The 19th century prevailing theory of sleep and waking stated that brain organization and behavior was based on a sensory-motor schema. The waking state was thought to be supported by sensory input while sleep was conceived as the product of sensory withdrawal. This theory was reasonable and unchallenged at the time as there was no knowledge of another major type of system in the brain beyond sensory and motor systems.

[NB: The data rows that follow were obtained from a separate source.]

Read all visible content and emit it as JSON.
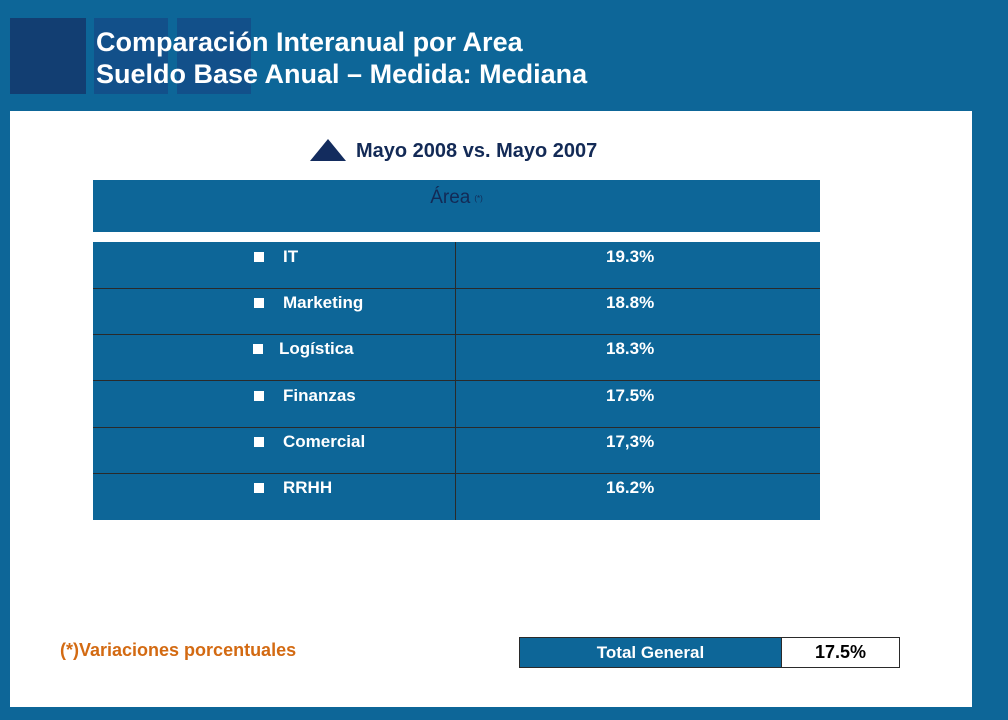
{
  "header": {
    "title_line1": "Comparación Interanual por Area",
    "title_line2": "Sueldo Base Anual – Medida: Mediana"
  },
  "comparison": {
    "label": "Mayo 2008 vs. Mayo 2007",
    "icon": "triangle-up-icon"
  },
  "table": {
    "header_label": "Área",
    "header_note": "(*)",
    "rows": [
      {
        "area": "IT",
        "value": "19.3%"
      },
      {
        "area": "Marketing",
        "value": "18.8%"
      },
      {
        "area": "Logística",
        "value": "18.3%"
      },
      {
        "area": "Finanzas",
        "value": "17.5%"
      },
      {
        "area": "Comercial",
        "value": "17,3%"
      },
      {
        "area": "RRHH",
        "value": "16.2%"
      }
    ]
  },
  "footnote": "(*)Variaciones porcentuales",
  "total": {
    "label": "Total General",
    "value": "17.5%"
  },
  "colors": {
    "background": "#0d6698",
    "panel": "#ffffff",
    "title_text": "#ffffff",
    "subtitle_text": "#132a56",
    "footnote_text": "#d36a12"
  }
}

In 1949, Mangoun and visiting scientist, Giuseppe Moruzzi from the University of Pisa, challenged this theory when they accidentally discovered a new type of brain system while experimenting with spinal reflexes on an anesthetized cat. This brain system's existence had not yet been suspected. This research was argued by proponents until Lindsley led a team to perform the experiments that established the validity to this new system, the ascending reticular activating system and came up with Activation theory. It postulated that there is an arousal continuum on which significantly lower emotion at one extreme and intense emotion at the other can be located through EEG from the reticular substance and thus concluded an organism is in a continuous state of emotional flux related to the state and environment they habituate.

==Awards==

1. Scholarship to University of Iowa
2. National Research Council Fellowship 1933–1935 at Harvard Medical School
3. First EEG publication 1936
4. First in utero recordings of the EEG and EKG, as early as the fifth month, 1938
5. Election to the Society for Experimental Psychologists, 1942
6. Presidential Certificate of Merit for WWII effort, 1948
7. National Academy of Sciences, 1952
8. Distinguished Scientific Contribution Award, A.P.A., 1959
9. Professorship at Northwestern University
10. Sleep waking theory published in 1949- validity of Ascending Reticular Activating System
11. Co-founded Brain Research Institute at UCLA, 1961
12. Election to the American Academy of Arts and Sciences, 1965
13. Ralph Gerard Prize for distinguished contributions to Neuroscience, Society for Neuroscience, 1988
14. Obituary of Lee Edward Travis, 1989
15. Handbook of Experimental Psychology, Chapter on Emotion, 1951
16. Honorary degrees from Brown University, Trinity College, Loyola University, Johannes Gutenberg University
17. 50 students received their doctorates under Lindsley and 70 post-doctorates

==Contributions==
Lindsley was one of the first in his field to utilize electroencephalography (EEG) to record brain activity. He developed a means for measuring human sensory processing and rapid electrical changes in the brain. He contributed to understanding wakefulness and arousal in relation to brainstem activating systems. He developed an interdisciplinary approach to researching the psychological variables associated with the reticular activating system He even developed a film, Psychologists Here, There, and Everywhere, a moving-picture record of hundreds of scientists in action at the annual professional meetings of the American Psychological Association from 1946 to 1957.